Title: New Characterizations of DNA Codewords and Their Applications Speaker: Daniela Genova, University of North Florida Time: 3:05pm‐3:55pm Place: CMC 108
DNA codewords arose in the attempt to avoid unwanted hybridization of DNA strands for DNA based computation. Given a set of constraints, generating a large set of DNA strands that satisfy the constraints is an important problem in DNA computing. On the other hand, forbidding and enforcing systems (fe-systems) is a model of computation that defines classes of languages based on two sets of constraints. We establish a connection between these two areas of research in natural computing by characterizing a variety of DNA codes by fe-systems and showing how fe-systems can be used for generating good DNA code words. This talk is based on a recent paper with K. Mahalingam.
SPRING BREAK
Title: Two-Dimensional Languages and Cellular Automata Speaker: Egor Dolzhenko Time: 3:05pm‐3:55pm Place: CMC 108
The time evolution of a bi-infinite configuration of a one-dimensional cellular automaton can be visualized as a half-plane array of symbols.

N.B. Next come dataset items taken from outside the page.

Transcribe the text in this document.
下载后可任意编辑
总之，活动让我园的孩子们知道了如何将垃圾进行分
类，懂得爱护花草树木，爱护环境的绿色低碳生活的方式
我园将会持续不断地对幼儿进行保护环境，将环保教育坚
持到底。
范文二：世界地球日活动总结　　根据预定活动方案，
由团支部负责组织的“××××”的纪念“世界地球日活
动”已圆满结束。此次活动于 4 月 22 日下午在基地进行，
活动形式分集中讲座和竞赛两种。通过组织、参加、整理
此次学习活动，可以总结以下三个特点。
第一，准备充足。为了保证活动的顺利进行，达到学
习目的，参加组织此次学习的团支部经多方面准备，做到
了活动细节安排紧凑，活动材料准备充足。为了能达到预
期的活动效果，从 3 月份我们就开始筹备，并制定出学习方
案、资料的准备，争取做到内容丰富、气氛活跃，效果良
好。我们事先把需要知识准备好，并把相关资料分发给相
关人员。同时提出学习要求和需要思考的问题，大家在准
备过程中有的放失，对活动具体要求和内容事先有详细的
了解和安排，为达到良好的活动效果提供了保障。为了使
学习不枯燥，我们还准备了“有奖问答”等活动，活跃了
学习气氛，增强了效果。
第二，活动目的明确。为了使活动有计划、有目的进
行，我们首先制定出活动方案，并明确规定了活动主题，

The set of rectangular blocks extracted from such arrays forms a two-dimensional picture language. These picture languages are called factorial-local if they can be specified by a finite set of blocks. We call a cellular automaton factorial-local if it gives rise to a factorial-local picture language. We show that the class of factorial-local cellular automata is properly included in the class of regular cellular automata and that it contains nilpotent cellular automata. We give a characterization of factorial-local cellular automata and show that it is decidable whether a given set of blocks defines a factorial-local cellular automaton with a given radius (however the general membership problem for this class of cellular automata is undecidable). A biological application of cellular automata will be presented at the end of the talk.
Title: Introduction to non-triviality of Gauss words Speaker: (Joint work with Andrew Gibson) Noboru Ito, Waseda University Japan Time: 3:05pm‐3:55pm Place: CMC 108
In this talk, first we explain Gauss words that are used to represent knots in space. Second, we consider an important fact on Gauss words. Using an idea of Knot theory, we give another proof of the fact that was open until recently. This talk will be for a general audience.

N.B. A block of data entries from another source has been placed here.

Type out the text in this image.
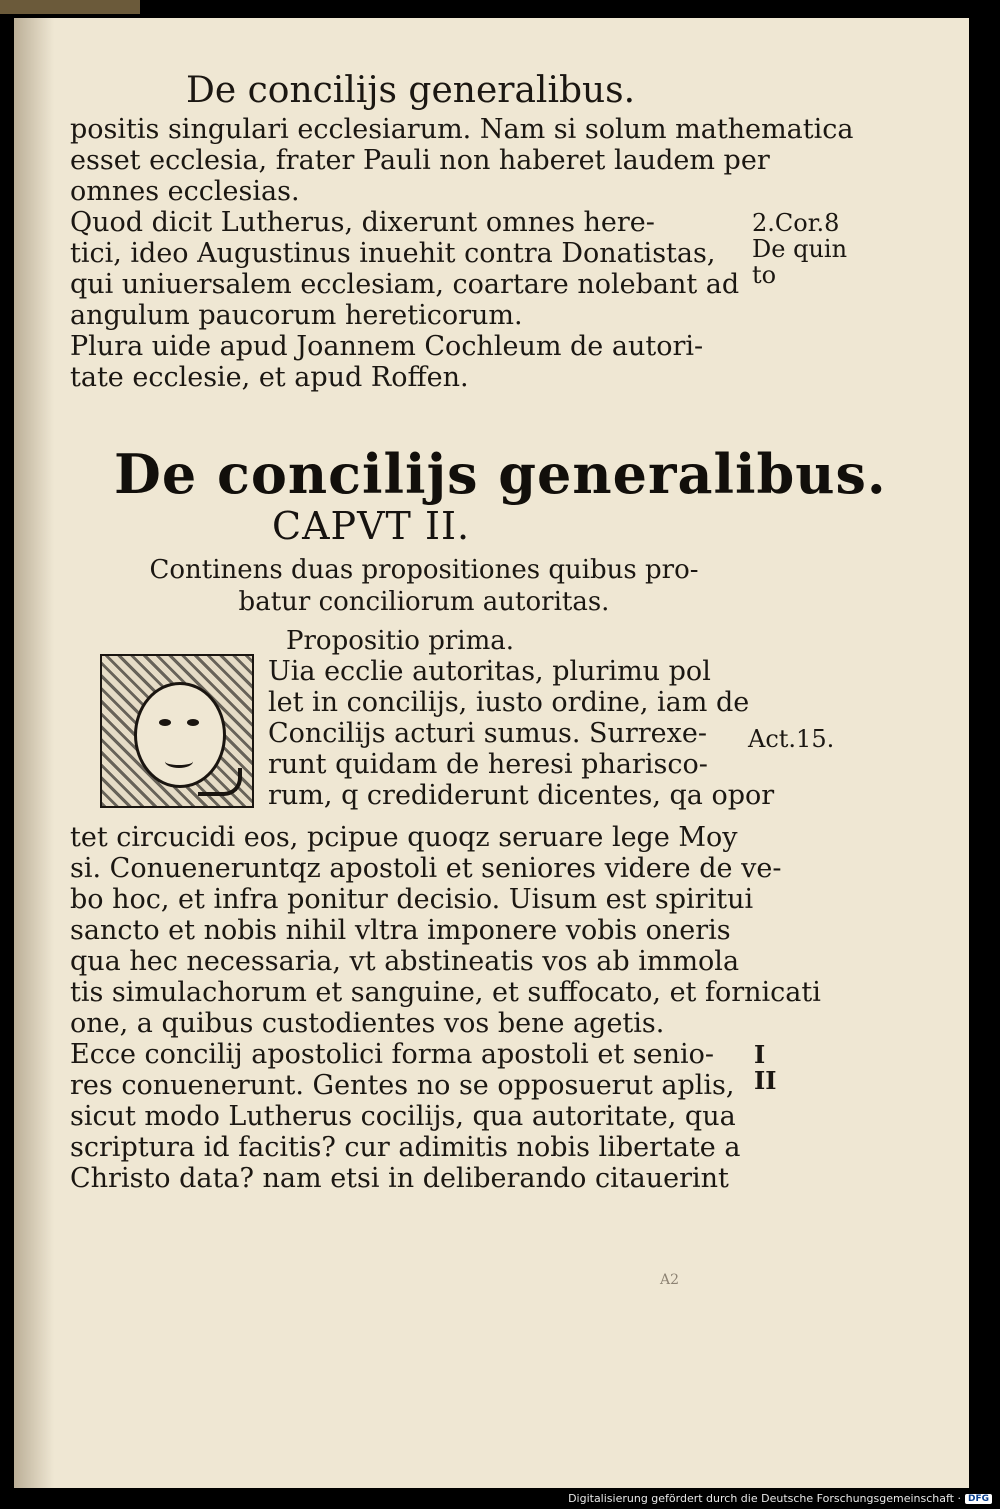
De concilijs generalibus.

positis singulari ecclesiarum. Nam si solum mathematica

esset ecclesia, frater Pauli non haberet laudem per

omnes ecclesias.

Quod dicit Lutherus, dixerunt omnes here-

tici, ideo Augustinus inuehit contra Donatistas,

qui uniuersalem ecclesiam, coartare nolebant ad

angulum paucorum hereticorum.

Plura uide apud Joannem Cochleum de autori-

tate ecclesie, et apud Roffen.

De concilijs generalibus.
CAPVT II.

Continens duas propositiones quibus pro-

batur conciliorum autoritas.

Propositio prima.

Uia ecclie autoritas, plurimu pol

let in concilijs, iusto ordine, iam de

Concilijs acturi sumus. Surrexe-

runt quidam de heresi pharisco-

rum, q crediderunt dicentes, qa opor

tet circucidi eos, pcipue quoqz seruare lege Moy

si. Conueneruntqz apostoli et seniores videre de ve-

bo hoc, et infra ponitur decisio. Uisum est spiritui

sancto et nobis nihil vltra imponere vobis oneris

qua hec necessaria, vt abstineatis vos ab immola

tis simulachorum et sanguine, et suffocato, et fornicati

one, a quibus custodientes vos bene agetis.

Ecce concilij apostolici forma apostoli et senio-

res conuenerunt. Gentes no se opposuerut aplis,

sicut modo Lutherus cocilijs, qua autoritate, qua

scriptura id facitis? cur adimitis nobis libertate a

Christo data? nam etsi in deliberando citauerint

2.Cor.8
De quin
to
Act.15.
I
II
A2
Digitalisierung gefördert durch die Deutsche Forschungsgemeinschaft · DFG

Title: Sum Formula of Multiple Hurwitz Zeta Values and Euler Sums Speaker: Jianqiang Zhao, Eckerd College Time: 3:05pm‐3:55pm Place: CMC 108
Multiple Hurwitz zeta values are iterated multiple variable generalizations of Hurwitz zeta value and alternating Euler sums are multiple variable generalizations of (alternating) Riemann zeta values. The number of variables is called the depththe, sum of the integer variables, the weight. In this talk we consider closed formulas of the these values with fixed weight and depth. In order to derive such formulas we are led naturally to the study of some iterated systems of differential equations whose solutions are discovered with the aid of Maple, a computer algebra system.